“I have heard the best living performers, vocal and instrumental, and to a finer voice than yours I never listened; but you need study and practice, for your execution is faulty. You have a splendid instrument; but you do not yet understand its management. Where do you live?”

“At ‘Grassmere,’ a farm two miles behind those hills, and in a house hidden under elm and apple trees. Madam, it is very late, and I must bid you good-evening. Before I go, I should like to know, if you will not deem me unwarrantably impertinent, whether you are a very young person with white hair, or whether you are a very old woman with a wonderfully young face?”

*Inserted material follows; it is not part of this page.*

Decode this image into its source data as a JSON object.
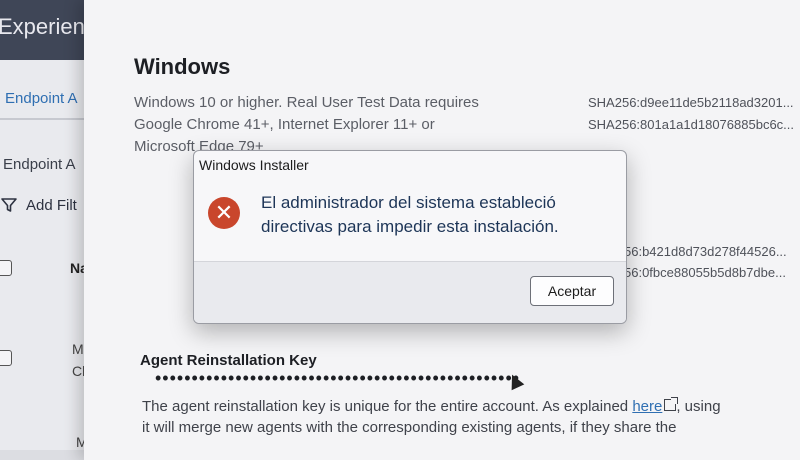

For a moment there was no answer; and, supposing that she had offended her, the orphan bowed and was turning away, when Mrs. Gerome’s calm, mournful tones arrested her:

“I am only twenty-three years old.”

She walked away, turning her countenance towards the water, where moonlight was burnishing the waves; and, when Salome and Stanley had reached the bend in their path that would shut out the view of the beach, the former looked back and saw the silver-gray figure standing alone on the silent shore, communing with the silver sea, as desolate and as hopeless as Buchanan’s “Penelope,”—

“An alabaster woman, whose fixed eyes
Stare seaward, whether it be storm or calm.”

CHAPTER IX.

“Doctor Sheldon, do you think she is dangerously ill?”